Anyway, once the very thankful young lady got the shot she wanted it was over Sunset to Philippe’s for an early lunch (double-dipped lamb with blue cheese; side of potato salad and dill pickles) and dang if a cool picture opp didn’t come up (but nothing to do with the color orange) and double dang if I didn’t curse the fact that I don’t have a truly portable digicam at hand. Sure, we have the Digital Rebel, which is great; and the Canon G3 is a great little cam as well. But neither are very pocketable. As a result I’m forced to resort to my mobile phone’s near-worthless cam’s alleged 1.3 megapixel resolution or the next to near-worthless (but still working) 7-year-old Casio QV-11, which takes 320×240 pics and that’s it.

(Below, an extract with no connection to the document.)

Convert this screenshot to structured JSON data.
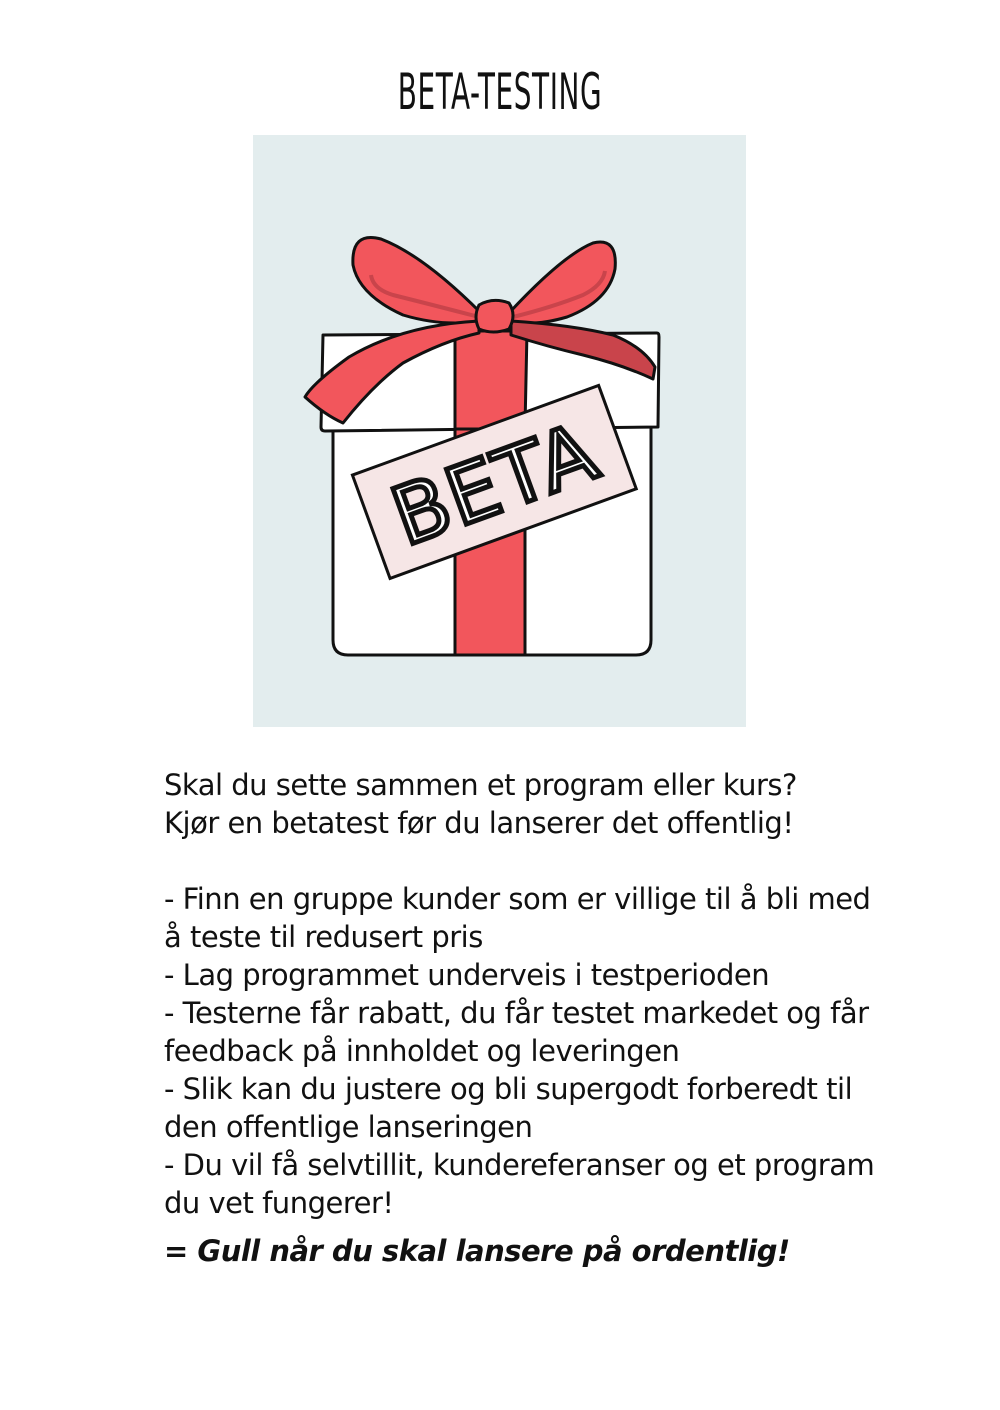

The opp I’m digressing from had to do with this wonderful elderly Asian gent who was occupying the same upstairs section at Philippe’s as I was. We had the place to ourselves. Me at one table reading the Times and chowing down on one end of the room and him at another. He was doing something odd, going through pages of some Chinese-language newspaper and tearing sections into long strips and then keeping the strip and folding the rest of the page up and putting it in a pile to his right. At one point he got up and left, but soon he was back and doing the same thing again. The opp came at one point where he was just sitting quietly reading something with the light streaming in through the southern windows and I was left so wishing I had a cam with some resolution and zoom capability. Alas I had to resort to the QV-11, and this is what I got (pffft):
This could’ve been such a cool shot if I could have closed in a bit on his face or had the megapixels to blow it up. So I did what any megapixel-deficient geek would do, throw the low-resolution image into Photoshop and have some Fun With Filters. The psuedo photo-illustrative results can be found here.
Shortly thereafter, I got myself over to the downtown library and got busy the rest of the afternoon doing some real work.